Among the works to be exhibited is WHITE-OUT: Between Telling and Listening (2002), which presents a portrait of sorts—one comprised of fugitive stories that exist fleetingly between the actual and the fictional, between the imagined and the experienced. Like previous works by Shalev-Gerz, WHITE-OUT explores and discloses the space between telling and listening through a video portrait of Åsa Simma, a woman who is both Sami (the indigenous peoples of Northern Sweden, Finland, Norway and Russia) and Swedish.
Perpetuum Mobile (1998-2000) depicts a 10 Franc coin spinning in constant motion so that both sides merge into one, just as Åsa Simma’s dual identity merges in a unified and perpetually evolving sense of self. A study of a currency replaced by the Euro and thus no longer in use, Perpetuum Mobile reflects upon money’s symbolic value and its role among the other economic forces that determine and interconnect national and individual identities.
In Between Listening and Telling: Last Witnesses 1945-2005 (2005), a commemoration of the liberation of Auschwitz-Birkenau, Shalev-Gerz worked with the testimonies of sixty survivors now living in Paris to create a three-channel video installation that shows the same film on each screen, with a seven-second time-lapse between each one.
Shalev-Gerz returns to her childhood house in Vilnius, Lithuania in Still/Film (2009). One series of photographs show the house where she lived until she was eight; the second shows the site of the house from which her mother was forced to flee when she was nine, which Shalev-Gerz discovered by chance in the nearby town of Alytus.
Born in Lithuania, Esther Shalev-Gerz was raised in Israel and has been a resident of Paris since 1984. She is a Professor at Valand School of Fine Arts, University of Gothenburg, Sweden where she is currently leading an international research project on Trust and the Unfolding Dialogue funded by the Swedish Research Council. Current and recent exhibitions include: a retrospective at the Musée Cantonal des Beaux-Arts de Lausanne with a catalogue published by JRP|Ringier (22 September 2012-6 January 2013); an installation of MenschenDinge as part of the group exhibition Newtopia at Kazerne Dossin, Mechelen, Belgium (1 December 2012-31 March 2013); Describing Labor at Wolfsonian-FIU, Miami (5 December 2012-7 April 2013); Kamloops Art Gallery, Kamloops (2012); Jeu de Paume, Paris (2010); Vilnius Art Academy Gallery, Vilnius (2009); Maritime Museum, Greenwich, (2007); Stiftung Gedenkstätten Buchenwald und Mittelbau-Dora, Weimar (2006); Sprengel Museum, Hannover (2002); Historiska Museet, Stockholm (2002).
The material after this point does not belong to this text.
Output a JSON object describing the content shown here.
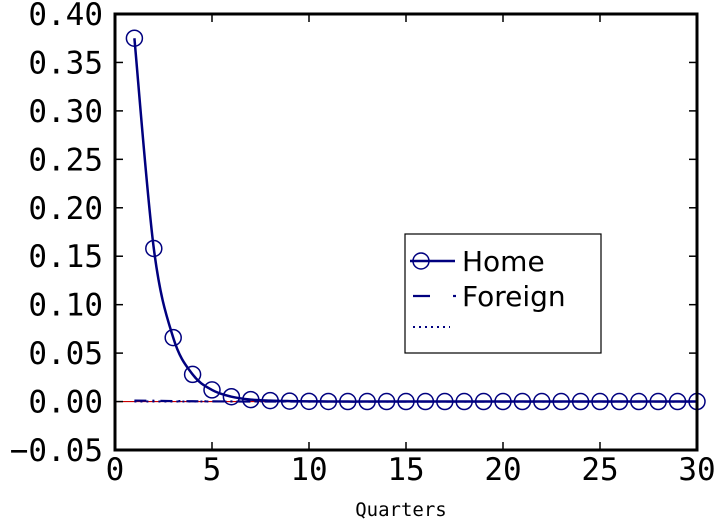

A hardcover catalogue with essays by Elizabeth Matheson, Fanny Söderbäck and Ian Wallace published by the Kamloops Art Gallery accompanies the exhibition, along with a supplement designed specifically for the exhibition at the Belkin Art Gallery with an essay by Georges Didi-Huberman and preface by Scott Watson.
Esther Shalev-Gerz is co-curated by Charo Neville and Annette Hurtig and organized by the Kamloops Art Gallery, with additional works added at its presentation at the Morris and Helen Belkin Art Gallery. Works from this exhibition are also presented at the UBC Walter C. Koerner Library, 1958 Main Mall, Vancouver.